Salju pertama Bei Mo datang dipertengahan bulan November.
Jendral Ze Yin memilih waktu ini untuk datang ke istana, untuk mengajukan pengunduran dirinya dari militer kepada Raja Bei Mo.
“Mengapa begitu tiba-tiba?” Raja Bei Mo tiba-tiba kehilangan minat untuk menikmati salju, ia menoleh kepada Ze Yin dengan mulut menganga.
Ze Yin membalas, “Bahaya di perbatasan sudah berlalu, maka Ze Yin harus menepati janjinya pada Yangfeng.”
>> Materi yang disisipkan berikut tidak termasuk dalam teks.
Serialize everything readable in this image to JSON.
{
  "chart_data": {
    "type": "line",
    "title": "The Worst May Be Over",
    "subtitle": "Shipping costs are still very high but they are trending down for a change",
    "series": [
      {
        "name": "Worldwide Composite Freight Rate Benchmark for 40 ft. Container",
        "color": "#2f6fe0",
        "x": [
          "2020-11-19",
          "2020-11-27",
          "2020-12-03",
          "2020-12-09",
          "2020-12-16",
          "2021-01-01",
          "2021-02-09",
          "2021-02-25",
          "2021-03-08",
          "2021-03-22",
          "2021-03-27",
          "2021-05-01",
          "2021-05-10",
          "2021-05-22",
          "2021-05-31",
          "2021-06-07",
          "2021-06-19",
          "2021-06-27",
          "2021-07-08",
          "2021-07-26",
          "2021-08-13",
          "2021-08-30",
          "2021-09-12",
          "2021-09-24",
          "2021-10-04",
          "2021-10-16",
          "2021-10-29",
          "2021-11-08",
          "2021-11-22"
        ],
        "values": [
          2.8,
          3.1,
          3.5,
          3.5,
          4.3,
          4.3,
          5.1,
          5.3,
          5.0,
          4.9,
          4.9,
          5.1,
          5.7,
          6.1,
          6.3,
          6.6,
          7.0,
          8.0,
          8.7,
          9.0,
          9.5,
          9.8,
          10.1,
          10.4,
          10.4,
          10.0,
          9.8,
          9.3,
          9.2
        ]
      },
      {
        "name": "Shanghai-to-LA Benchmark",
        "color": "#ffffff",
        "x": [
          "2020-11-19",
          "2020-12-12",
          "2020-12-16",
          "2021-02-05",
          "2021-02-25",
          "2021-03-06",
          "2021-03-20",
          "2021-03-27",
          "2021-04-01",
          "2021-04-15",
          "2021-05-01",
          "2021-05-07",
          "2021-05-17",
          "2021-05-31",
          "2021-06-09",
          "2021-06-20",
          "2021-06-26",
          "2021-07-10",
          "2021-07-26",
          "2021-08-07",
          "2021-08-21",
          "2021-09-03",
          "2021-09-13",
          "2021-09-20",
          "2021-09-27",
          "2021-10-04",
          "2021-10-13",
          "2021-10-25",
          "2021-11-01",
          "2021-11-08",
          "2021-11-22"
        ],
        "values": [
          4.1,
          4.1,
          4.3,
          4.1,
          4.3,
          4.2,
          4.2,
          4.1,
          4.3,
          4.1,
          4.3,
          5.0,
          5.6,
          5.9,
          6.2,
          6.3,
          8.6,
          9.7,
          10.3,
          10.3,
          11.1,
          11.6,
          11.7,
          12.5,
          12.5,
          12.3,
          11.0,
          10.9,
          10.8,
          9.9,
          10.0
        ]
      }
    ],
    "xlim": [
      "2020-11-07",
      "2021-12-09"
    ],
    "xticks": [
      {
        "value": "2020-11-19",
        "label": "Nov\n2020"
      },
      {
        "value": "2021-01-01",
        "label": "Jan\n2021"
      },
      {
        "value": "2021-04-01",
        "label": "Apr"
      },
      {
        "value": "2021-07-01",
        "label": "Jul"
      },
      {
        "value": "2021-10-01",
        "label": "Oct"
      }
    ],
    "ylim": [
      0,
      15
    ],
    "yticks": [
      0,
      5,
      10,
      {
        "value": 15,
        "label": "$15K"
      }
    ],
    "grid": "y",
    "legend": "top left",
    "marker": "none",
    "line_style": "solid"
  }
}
“Tidak lagi berurusan dengan masalah militer sehingga kau bisa menemani istrimu hingga hari tua, dan menyaksikan alam berkembang tahun demi tahun, apa aku benar? Sungguh janji seorang pria sejati.” Raja Bei Mo berbalik arah, menolak untuk berkata lebih lanjut. Setelah beberapa saat, ia akhirnya menambahkan, “Apa Yangfeng masih merasa bersalah atas kematian dua Pangeran Dong Lin?”
Ze Yin berkata dengan menghela napas berat dan merendahkan suaranya. “Kebaikan hati seorang wanita sebaiknya tidak dilibatkan dengan masalah negara. Ini bukan kesalahan Yang mulia.”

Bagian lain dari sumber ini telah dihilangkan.